Écologistes en crise : l’opposition interne défie Marine Tondelier avant 2027

Par Apophénie 24/06/2026 à 16:13
Écologistes en crise : l’opposition interne défie Marine Tondelier avant 2027

Écologistes en pleine crise interne avant 2027 : un conseil fédéral extraordinaire menace l’unité du parti sur la stratégie présidentielle. Divisions, manipulations ou démocratie militante ? L’enjeu dépasse largement les frontières d’EELV.

Un conseil fédéral extraordinaire pour briser l’unité des Verts

Les tensions au sein d’Europe Écologie Les Verts (EELV) atteignent un paroxysme à quelques semaines du lancement officiel de la campagne pour l’élection présidentielle de 2027. Une frange de militants, farouchement opposée à la ligne défendue par Marine Tondelier, a obtenu l’organisation d’un conseil fédéral extraordinaire ce mardi 30 juin, alors que la direction du parti s’apprêtait à lancer une consultation interne sur sa stratégie électorale dès le 1er juillet. Une manœuvre perçue par certains comme une tentative de sabordage, par d’autres comme un rappel salutaire des principes démocratiques internes.

Une consultation contestée avant même son lancement

Le bureau politique d’EELV avait annoncé le 9 mai dernier le lancement d’une consultation des militants sur la stratégie présidentielle, prévue du 1er au 6 juillet. Mais cette initiative, qui devait départager deux options – l’adhésion à une primaire de la gauche ou une candidature autonome de Marine Tondelier –, fait l’objet d’une censure interne. Les opposants, menés par des figures comme Yannick Jadot ou David Cormand, dénoncent une manipulation de la démocratie militante et réclament une clarification radicale des termes soumis au vote.

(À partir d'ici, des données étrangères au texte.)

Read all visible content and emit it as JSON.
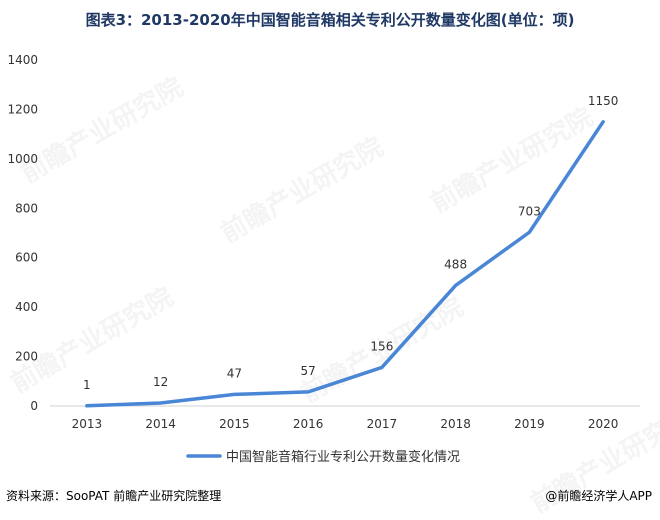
{
  "title": "图表3：2013-2020年中国智能音箱相关专利公开数量变化图(单位：项)",
  "source": "资料来源：SooPAT 前瞻产业研究院整理",
  "credit": "@前瞻经济学人APP",
  "watermark": "前瞻产业研究院",
  "chart_data": {
    "type": "line",
    "title": "图表3：2013-2020年中国智能音箱相关专利公开数量变化图(单位：项)",
    "xlabel": "",
    "ylabel": "",
    "categories": [
      "2013",
      "2014",
      "2015",
      "2016",
      "2017",
      "2018",
      "2019",
      "2020"
    ],
    "series": [
      {
        "name": "中国智能音箱行业专利公开数量变化情况",
        "values": [
          1,
          12,
          47,
          57,
          156,
          488,
          703,
          1150
        ],
        "color": "#4a86d6"
      }
    ],
    "ylim": [
      0,
      1400
    ],
    "yticks": [
      0,
      200,
      400,
      600,
      800,
      1000,
      1200,
      1400
    ],
    "grid": false,
    "legend": "bottom",
    "data_labels": true
  }
}
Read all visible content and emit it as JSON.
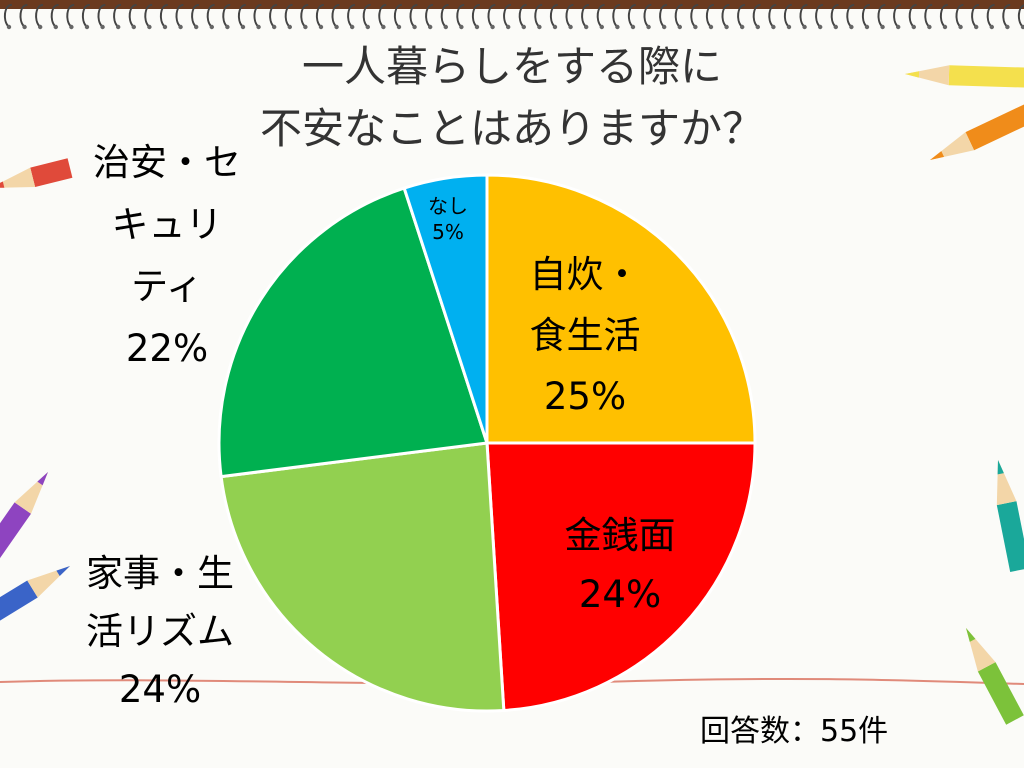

Dans une motion déposée en urgence et qui sera soumise au conseil fédéral extraordinaire, ils exigent que la question posée aux adhérents soit reformulée de manière à ce qu’ils puissent se prononcer explicitement sur l’investiture de Marine Tondelier, alors que celle-ci n’a, à ce jour, pas encore été officiellement désignée candidate du parti. « Une partie de nos opposants ne veulent pas de la primaire et jouent sur les mots pour empêcher cette consultation », a réagi François Thiollet, secrétaire national adjoint, accusant les dissidents de vouloir « instrumentaliser les règles démocratiques pour servir leurs ambitions personnelles ».

« Les ambiguïtés de la formulation actuelle permettent des interprétations qui présupposent des choix stratégiques non encore débattus collectivement. Nous exigeons un débat transparent sur les conséquences politiques et stratégiques d’une absence ou d’un échec de la primaire. »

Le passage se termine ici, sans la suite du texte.